High performance computing (HPC) servers are among the most suitable infrastructure types for machine learning. HPC clusters easily handle compute-intensive ML workloads thanks to parallel processing, high scalability, and specialized hardware accelerators.

Best practices when training machine learning models

Machine Learning Applications & Examples

Machine learning use cases are diverse and span across various industries, from healthcare and finance to e-commerce and entertainment. Here are some of the most common ML applications:

  • Image recognition and classification. ML-trained systems are excellent at analyzing visual data and identifying objects and patterns in images. Examples include facial recognition systems and medical imaging apps for analyzing X-rays, MRIs, and CT scans.
  • Natural language processing. NLP apps leverage machine learning techniques to understand, interpret, and generate human language. Common uses of ML in this domain are chatbots, virtual assistants (Siri, Alexa, Google Assistant), and sentiment analysis tools. 
  • Recommendation systems. Many recommendation systems employ ML algorithms to analyze user preferences. Product recommendation engines used by platforms like Amazon or Netflix and music recommendation systems like Spotify and Pandora all rely on machine learning.
  • Predictive analytics. Organizations often use machine learning techniques to analyze historical data and predict future events or outcomes. Usual examples include using ML to forecast sales or product demand, optimize supply chain management, and predict customer churn rates.
  • Robotics. Autonomous vehicles and robotics use machine learning to perceive their surroundings, make decisions, and navigate the environment. Self-driving cars, autonomous drones, industrial robots, and cobots (collaborative robots) are common use cases. 
  • Predictive maintenance. Companies often use ML techniques to create predictive maintenance systems. These systems monitor equipment health, detect anomalies, and help schedule maintenance tasks.
  • Cybersecurity use cases. ML-powered systems are excellent at detecting anomalies or behaviors that fall outside of the usual norm. Many intrusion detection systems (IDSes) and cybersecurity tools use ML to identify suspicious activity and potential network security breaches.

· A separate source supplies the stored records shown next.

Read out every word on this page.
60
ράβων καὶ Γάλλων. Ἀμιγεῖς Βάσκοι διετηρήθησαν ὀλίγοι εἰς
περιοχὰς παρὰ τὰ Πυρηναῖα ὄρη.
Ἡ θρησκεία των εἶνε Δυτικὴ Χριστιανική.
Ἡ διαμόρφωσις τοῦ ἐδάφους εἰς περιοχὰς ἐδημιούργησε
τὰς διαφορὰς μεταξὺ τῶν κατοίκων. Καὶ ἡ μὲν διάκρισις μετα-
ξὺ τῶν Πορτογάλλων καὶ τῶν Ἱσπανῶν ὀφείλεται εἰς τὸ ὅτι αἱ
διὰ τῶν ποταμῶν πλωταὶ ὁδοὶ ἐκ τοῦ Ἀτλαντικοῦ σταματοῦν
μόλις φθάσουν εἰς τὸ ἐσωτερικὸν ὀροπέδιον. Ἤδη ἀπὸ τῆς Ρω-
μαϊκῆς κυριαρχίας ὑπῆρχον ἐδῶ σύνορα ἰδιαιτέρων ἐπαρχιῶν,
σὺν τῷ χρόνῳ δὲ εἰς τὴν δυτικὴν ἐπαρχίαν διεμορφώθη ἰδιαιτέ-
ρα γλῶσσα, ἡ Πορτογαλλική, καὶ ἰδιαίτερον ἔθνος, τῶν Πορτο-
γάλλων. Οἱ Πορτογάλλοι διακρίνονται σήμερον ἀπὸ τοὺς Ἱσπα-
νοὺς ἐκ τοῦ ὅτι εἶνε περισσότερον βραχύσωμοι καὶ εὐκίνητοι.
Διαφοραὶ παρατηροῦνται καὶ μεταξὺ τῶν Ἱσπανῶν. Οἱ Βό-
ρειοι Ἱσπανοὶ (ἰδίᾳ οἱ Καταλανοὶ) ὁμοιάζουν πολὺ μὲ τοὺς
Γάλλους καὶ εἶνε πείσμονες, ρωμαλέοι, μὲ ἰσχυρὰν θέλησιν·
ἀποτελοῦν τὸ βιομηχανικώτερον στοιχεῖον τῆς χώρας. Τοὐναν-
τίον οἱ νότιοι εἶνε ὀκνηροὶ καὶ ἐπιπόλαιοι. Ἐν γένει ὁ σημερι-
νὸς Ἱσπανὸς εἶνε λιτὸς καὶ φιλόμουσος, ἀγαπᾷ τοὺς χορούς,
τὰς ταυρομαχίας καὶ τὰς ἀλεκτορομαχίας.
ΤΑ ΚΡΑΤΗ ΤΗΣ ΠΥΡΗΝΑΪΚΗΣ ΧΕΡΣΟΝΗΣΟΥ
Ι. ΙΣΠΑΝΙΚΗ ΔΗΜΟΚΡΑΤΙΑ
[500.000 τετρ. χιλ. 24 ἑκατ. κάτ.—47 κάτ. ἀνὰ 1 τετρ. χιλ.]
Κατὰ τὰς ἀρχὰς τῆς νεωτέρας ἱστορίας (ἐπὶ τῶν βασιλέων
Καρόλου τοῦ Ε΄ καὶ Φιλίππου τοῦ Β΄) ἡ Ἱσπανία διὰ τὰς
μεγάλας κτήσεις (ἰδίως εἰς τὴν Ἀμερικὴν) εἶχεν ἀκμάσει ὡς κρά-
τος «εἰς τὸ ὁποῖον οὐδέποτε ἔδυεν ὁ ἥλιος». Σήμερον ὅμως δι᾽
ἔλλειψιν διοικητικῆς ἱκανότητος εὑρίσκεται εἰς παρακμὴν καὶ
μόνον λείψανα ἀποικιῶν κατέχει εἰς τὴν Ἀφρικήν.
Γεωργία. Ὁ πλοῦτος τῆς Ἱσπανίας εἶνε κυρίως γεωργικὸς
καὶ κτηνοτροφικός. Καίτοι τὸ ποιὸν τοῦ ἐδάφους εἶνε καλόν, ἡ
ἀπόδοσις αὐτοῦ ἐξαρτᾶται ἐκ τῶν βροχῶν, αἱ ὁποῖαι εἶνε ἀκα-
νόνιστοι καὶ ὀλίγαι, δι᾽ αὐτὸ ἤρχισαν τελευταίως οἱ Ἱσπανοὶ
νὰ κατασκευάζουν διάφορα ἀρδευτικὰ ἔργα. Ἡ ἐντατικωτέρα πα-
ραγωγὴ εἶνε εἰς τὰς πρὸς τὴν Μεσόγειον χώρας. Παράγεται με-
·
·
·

While highly useful, ML models are limited to performing relatively simple tasks. More complex use cases require the development of deep learning models, which you can quickly train with one of these deep learning frameworks.

Use ML to Streamline Operations and Get a Competitive Edge

As available data volumes grow, computing power increases, and ML specialists get more experience, machine learning will only continue to further challenge conventional ways of doing business. Companies unwilling to adapt are bound to be left behind, so use what you learned here to assess what areas of your business would benefit the most from machine learning models.